IN NOME DEL POPOLO ITALIANO

LA CORTE COSTITUZIONALE

composta dai signori Giudici:

- Riccardo CHIEPPA, Presidente

- Gustavo ZAGREBELSKY                                   

- Valerio ONIDA                                                        

- Carlo MEZZANOTTE

- Fernanda CONTRI                                                   

- Guido NEPPI MODONA                                        

- Piero Alberto CAPOTOSTI                                     

- Annibale MARINI                                                   

- Franco BILE                

- Giovanni Maria FLICK                                            

- Ugo DE SIERVO   

- Romano VACCARELLA                            

- Alfio FINOCCHIARO                                "

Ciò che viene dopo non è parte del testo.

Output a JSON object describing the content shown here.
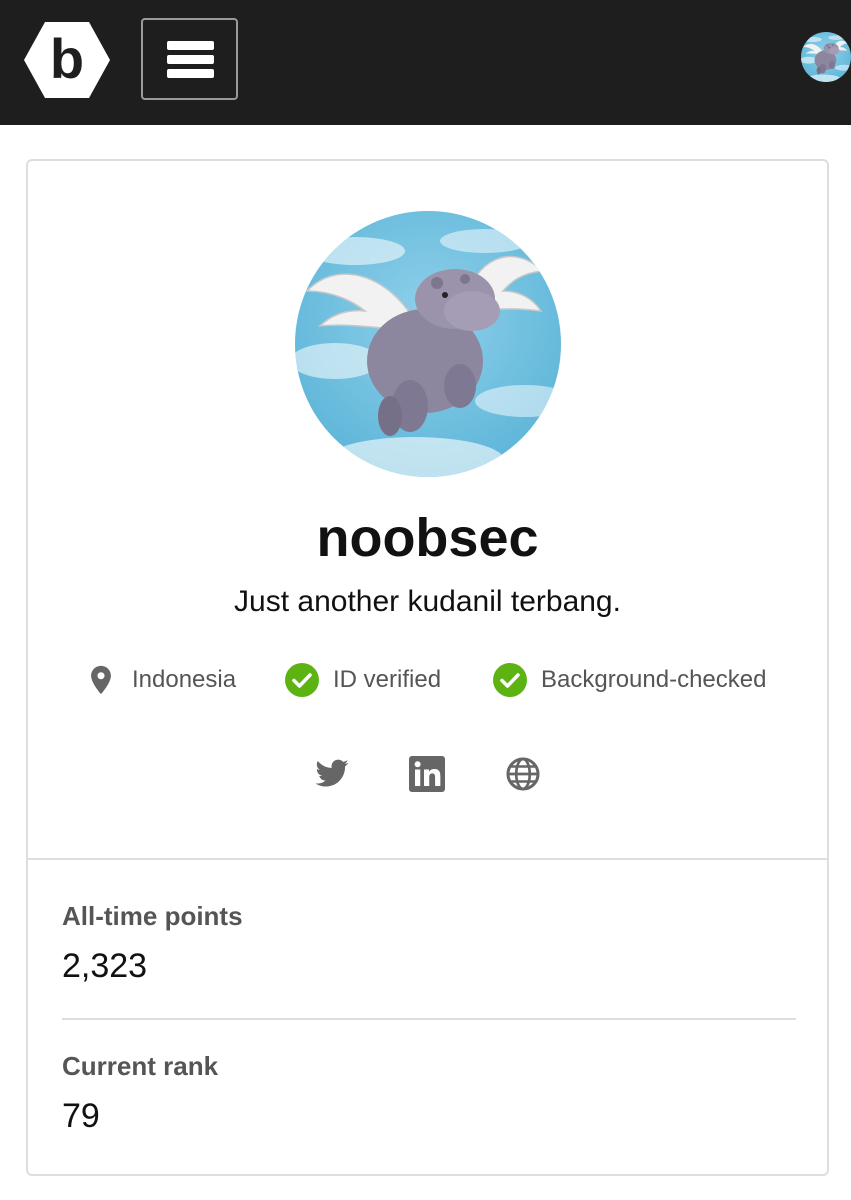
{
  "header": {
    "logo_icon": "bugcrowd-b-hexagon-icon",
    "menu_icon": "hamburger-menu-icon",
    "avatar_icon": "flying-hippo-avatar"
  },
  "profile": {
    "username": "noobsec",
    "bio": "Just another kudanil terbang.",
    "badges": [
      {
        "icon": "location-pin-icon",
        "label": "Indonesia"
      },
      {
        "icon": "check-circle-icon",
        "label": "ID verified"
      },
      {
        "icon": "check-circle-icon",
        "label": "Background-checked"
      }
    ],
    "social_links": [
      "twitter-icon",
      "linkedin-icon",
      "globe-icon"
    ]
  },
  "stats": [
    {
      "label": "All-time points",
      "value": "2,323"
    },
    {
      "label": "Current rank",
      "value": "79"
    }
  ],
  "colors": {
    "topbar": "#1e1e1e",
    "verified_green": "#5cb312",
    "muted_text": "#555555",
    "border": "#dedede"
  }
}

ha pronunciato la seguente

ORDINANZA

nel giudizio di legittimità costituzionale dell’art. 33 del decreto del Presidente della Repubblica 29 settembre 1973, n. 600 (Disposizioni comuni in materia di accertamento delle imposte sui redditi), e dell’art. 63 del decreto del Presidente della Repubblica 26 ottobre 1972, n. 633 (Istituzione e disciplina dell’imposta sul valore aggiunto), promosso con ordinanza del 20 novembre 2001 dalla Commissione tributaria regionale di Firenze sui ricorsi riuniti proposti dall’Agenzia delle entrate - Ufficio di San Miniato contro Conceria David International s.p.a. ed altre, iscritta al n. 70 del registro ordinanze 2002 e pubblicata nella Gazzetta Ufficiale della Repubblica n. 8, prima serie speciale, dell’anno 2002.

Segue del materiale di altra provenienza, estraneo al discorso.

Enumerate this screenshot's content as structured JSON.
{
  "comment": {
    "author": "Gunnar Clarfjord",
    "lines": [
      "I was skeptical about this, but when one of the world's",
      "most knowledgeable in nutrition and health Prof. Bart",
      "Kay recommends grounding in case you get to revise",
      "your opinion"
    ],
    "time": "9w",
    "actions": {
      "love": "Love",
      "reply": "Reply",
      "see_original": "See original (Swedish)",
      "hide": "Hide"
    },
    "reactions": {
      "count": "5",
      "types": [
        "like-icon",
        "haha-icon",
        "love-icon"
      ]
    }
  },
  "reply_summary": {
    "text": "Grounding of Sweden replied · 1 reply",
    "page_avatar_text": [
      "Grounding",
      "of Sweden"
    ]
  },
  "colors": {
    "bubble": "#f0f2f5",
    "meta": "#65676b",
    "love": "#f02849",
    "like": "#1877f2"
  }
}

Visto l’atto di intervento del Presidente del Consiglio dei ministri;

udito nella camera di consiglio del 26 febbraio 2003 il Giudice relatore Annibale Marini.

Ritenuto che la Commissione tributaria regionale di Firenze, con ordinanza del 20 novembre 2001, ha sollevato, in riferimento all’art. 24 della Costituzione, questione di legittimità costituzionale dell’art. 33 del decreto del Presidente della Repubblica 29 settembre 1973, n. 600 (Disposizioni comuni in materia di accertamento delle imposte sui redditi), e dell’art. 63 del decreto del Presidente della Repubblica 26 ottobre 1972, n. 633 (Istituzione e disciplina dell’imposta sul valore aggiunto);

che il rimettente, nel corso di un giudizio relativo alla impugnazione di avvisi di accertamento - concernenti imposte dirette ed IVA -  emessi in base alle risultanze di una consulenza tecnica disposta dal pubblico ministero nel corso di indagini penali, dubita della legittimità costituzionale delle norme sopraindicate, nella parte in cui «non escludono che nel processo tributario possano essere trasmessi direttamente agli uffici delle imposte ad opera dell’autorità giudiziaria, in particolare del pubblico ministero in sede di indagini preliminari, dati e notizie acquisiti direttamente o riferiti ed ottenuti da forze di polizia nell’esercizio dei poteri di polizia giudiziaria e, come tali, possano essere utilizzati dal giudice tributario senza previa verifica da parte della Guardia di finanza e degli uffici medesimi»;

che, in particolare, il giudice a quo osserva che le informazioni contenute nella consulenza disposta dal pubblico ministero nel corso delle indagini preliminari – pacificamente prive di autonomo valore probatorio nello stesso processo penale – sarebbero state utilizzate dall’amministrazione finanziaria senza alcuna previa verifica;

che, in tal modo, per diretta iniziativa del pubblico ministero, sarebbero stati acquisiti al processo tributario i risultati di attività compiute al di fuori di ogni contraddittorio fra le parti, con violazione del diritto di difesa del contribuente;

che, intervenendo nel giudizio, il Presidente del Consiglio dei ministri, rappresentato e difeso dalla Avvocatura generale dello Stato, ha concluso per la inammissibilità della questione o, in subordine, per la sua infondatezza;

che, ad avviso della difesa erariale, la questione sollevata non sarebbe rilevante nel giudizio a quo;

che, nel merito, la questione stessa, secondo l’avviso della interveniente difesa, sarebbe, comunque, infondata – con profili tali da rasentare la inammissibilità - in quanto il rimettente avrebbe potuto risolvere, in via interpretativa, il dubbio di legittimità costituzionale, alla stregua della normativa che consente agli uffici finanziari di ricostruire il reddito anche sulla base di elementi indiziari, purché le presunzioni desumibili siano «gravi, precise e concordanti».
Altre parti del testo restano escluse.